Секрет успешности Равеля был прост. Старшему офицеру Горгенштейну никогда не мешали спать лица ни убитых им врагов, ни грусть по потерянным товарищам. Он всегда действовал исходя из целесообразности и эффективности, а не ненужных эмоций. И там, где другие трусливо отступали, или напротив, не видя ничего вокруг, бросались в бой, и в результате проигрывали, Равель действовал с поразительным хладнокровием и точностью.
Офицера Горгенштейна на службе уважали и боялись, порой ненавидели, но чаще восхищались, но от своей семьи едва ли стоит этого ожидать. Тем более теперь, когда он стал почти чужим человеком. Сколько самым младшим? Кристе, малышке с капризным характером, вроде должно быть уже лет шестнадцать, совсем невеста. А тихоне Луке лет пятнадцать и он вскоре станет настоящим магом. Интересно, что мышонок помнит о нём? Точнее, сколь многоон помнит?
«Он не дышит! Ты убил его, ты убил… клянусь, если что-то… когда он…
— Томас, ты должен перестать плакать. Беги за отцом. Возможно, Луке ещё можно помочь.
В тот момент казалось, что Равель совершил непоправимую ошибку. Крови не было, но шея пятилетнего брата была изогнута под совершенно немыслимым углом. Равель не был так глуп, как Том, чтобы думать, что Луку можно спасти.
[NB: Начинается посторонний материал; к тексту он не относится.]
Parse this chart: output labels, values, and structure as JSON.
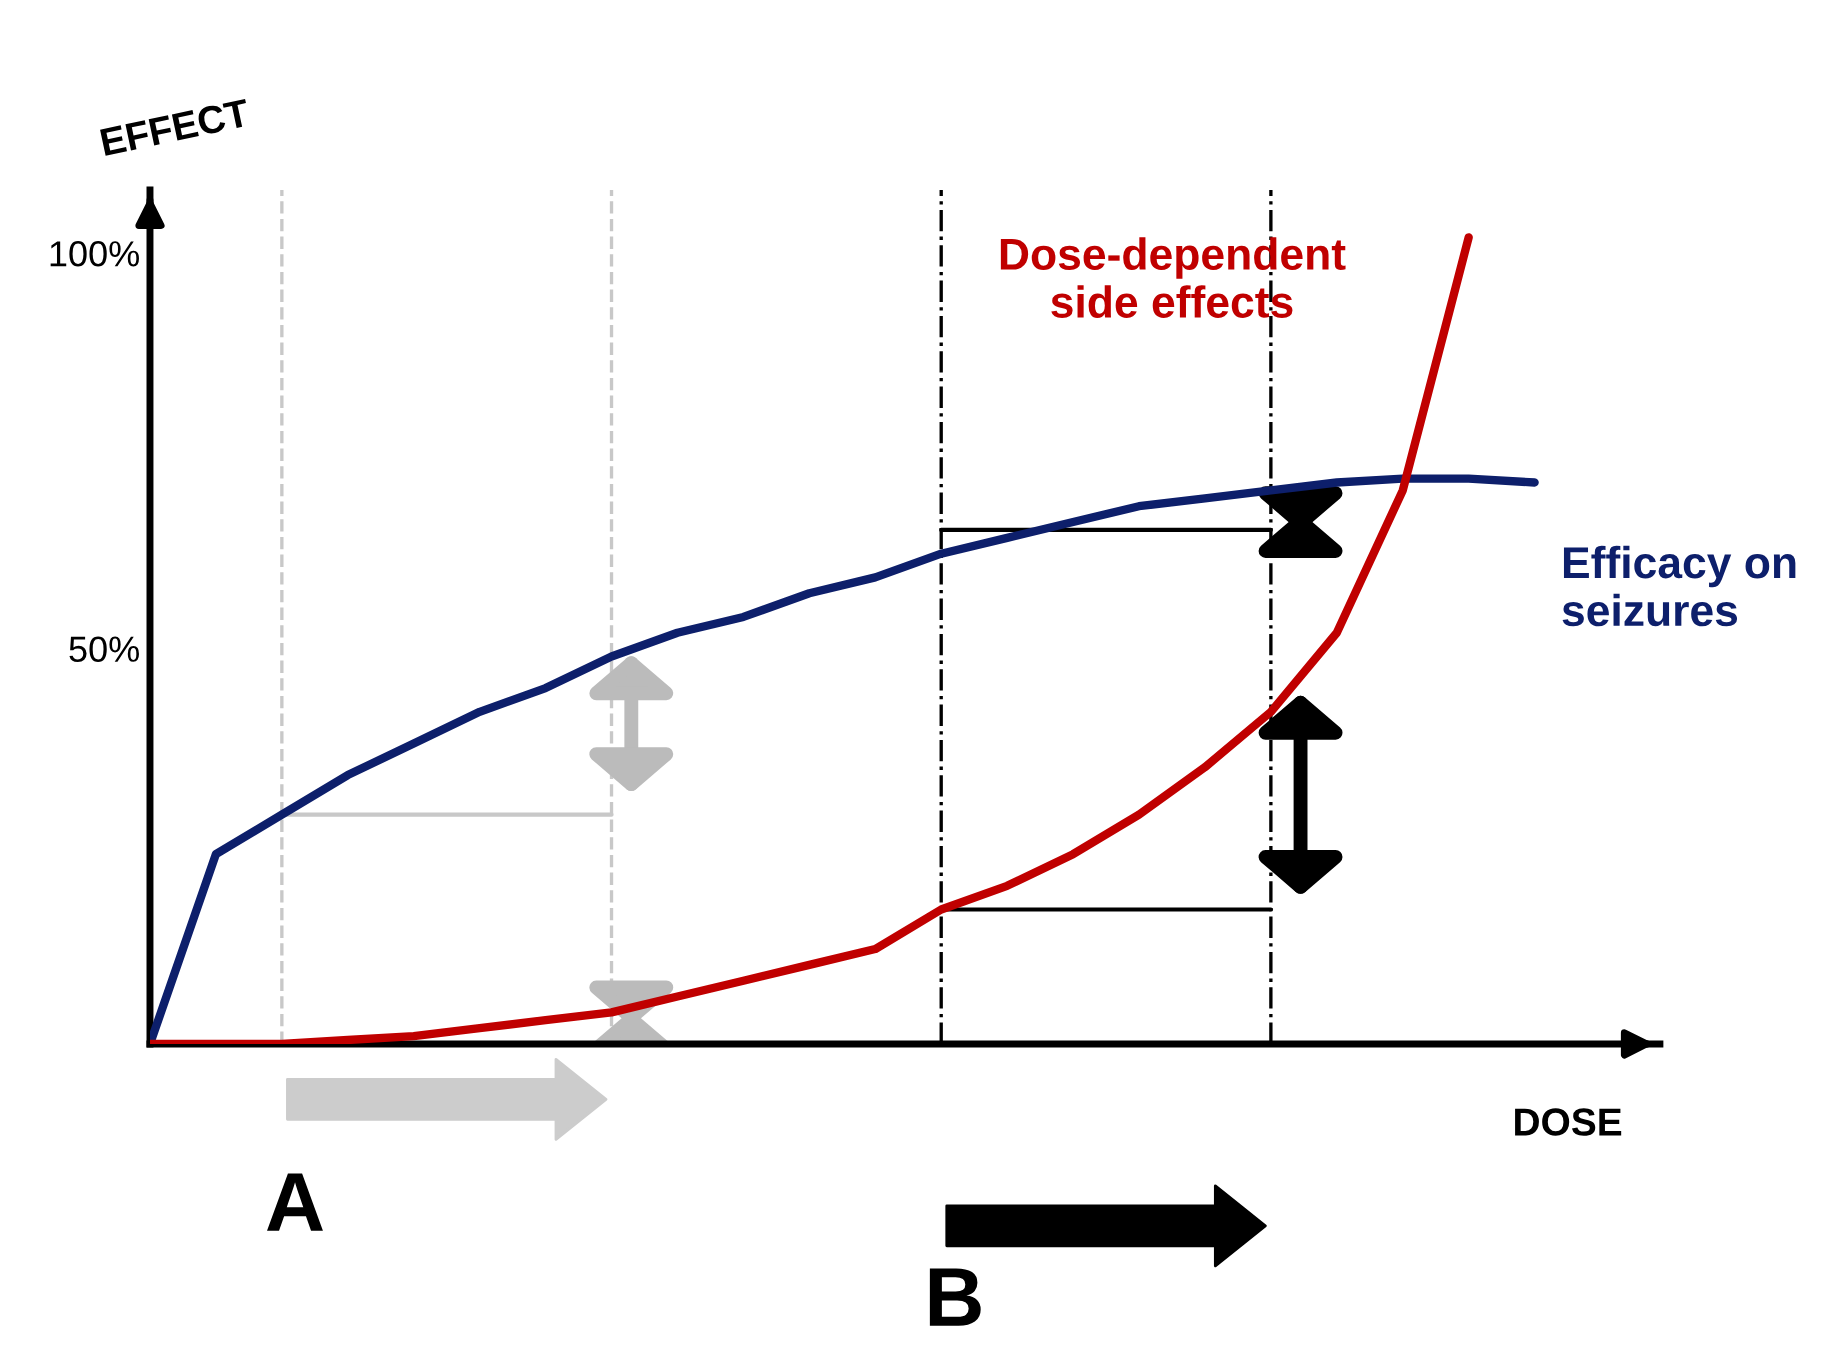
{
  "chart_data": {
    "type": "line",
    "ylabel": "EFFECT",
    "xlabel": "DOSE",
    "categories": [
      null,
      null,
      null,
      null,
      null,
      null,
      null,
      null,
      null,
      null,
      null,
      null,
      null,
      null,
      null,
      null,
      null,
      null,
      null,
      null,
      null,
      null
    ],
    "series": [
      {
        "name": "Efficacy on\nseizures",
        "color": "#0d1f6b",
        "values": [
          0,
          24,
          29,
          34,
          38,
          42,
          45,
          49,
          52,
          54,
          57,
          59,
          62,
          64,
          66,
          68,
          69,
          70,
          71,
          71.5,
          71.5,
          71
        ]
      },
      {
        "name": "Dose-dependent\nside effects",
        "color": "#c00000",
        "values": [
          0,
          0,
          0,
          0.5,
          1,
          2,
          3,
          4,
          6,
          8,
          10,
          12,
          17,
          20,
          24,
          29,
          35,
          42,
          52,
          70,
          102,
          null
        ]
      },
      {
        "color": "#c8c8c8",
        "values": [
          null,
          null,
          29,
          29,
          29,
          29,
          29,
          29,
          null,
          null,
          null,
          null,
          null,
          null,
          null,
          null,
          null,
          null,
          null,
          null,
          null,
          null
        ]
      },
      {
        "color": "#000000",
        "values": [
          null,
          null,
          null,
          null,
          null,
          null,
          null,
          null,
          null,
          null,
          null,
          null,
          65,
          65,
          65,
          65,
          65,
          65,
          null,
          null,
          null,
          null
        ]
      },
      {
        "color": "#000000",
        "values": [
          null,
          null,
          null,
          null,
          null,
          null,
          null,
          null,
          null,
          null,
          null,
          null,
          17,
          17,
          17,
          17,
          17,
          17,
          null,
          null,
          null,
          null
        ]
      }
    ],
    "ylim": [
      0,
      108
    ],
    "yticks": [
      {
        "value": 50,
        "label": "50%"
      },
      {
        "value": 100,
        "label": "100%"
      }
    ],
    "tick_labels": "y",
    "annotations": [
      "A",
      "B"
    ],
    "grid": false,
    "marker": "none",
    "line_style": "solid"
  }
}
От таких ран не оправляются. Ярость, что бушевала в Равеле несколько минут назад, которая заставила его толкнуть Луку со всей силы, не думая о последствиях, уже утихла. С каким отстранённым любопытством темноволосый подросток склонился над телом ребёнка.
Он не пытался ничего исправить, просто… попытался скрыть тот ущерб, который нанёс. Малодушный, и как понял позже Равель, бессмысленный поступок — всё равно докторусы бы узнали, в чём была причина смерти.
Равель повернул безвольно болтающуюся голову Луки так, что казалось, что мышонок спит. А затем сел к нему спиной. Равеля не мучила вина, просто глядеть на бледное застывшее лицо мышонка было неприятно. Равель думал о том, что именно сказать отцу, чтобы тот поверил именно ему, а не Тому.
— Рави… прости. Я не хотел ломать твою модель. Я лишь хотел посмотреть, как она устроена. Рави?
Голос Луки, слабый, и тихий, невесомое прикосновение его руки к спине Равеля. Это было невозможно. Мышонок должен был быть мёртв. Мёртв… разве его шея не была сломана? Равель видел это, чувствовал под своими руками».
Царапины, растянутое запястье, и синяки на шее — лёгкий ущерб для того, кто упал со скалы. Официальная версия гласила, что старшие мальчишки просто играли, а малыш пробрался к ним незамеченным, и случайно был столкнут. Но отец знал, благодаря Томасу, кто именно и почему толкнул Луку, не думая о последствиях. Вот только о сломанной шее Луки Том так и не сказал, то ли решив, что он ошибся, то ли побоявшись, что ему не поверят. Впрочем, спустя столько лет Равель и сам был готов поверить в свою ошибку.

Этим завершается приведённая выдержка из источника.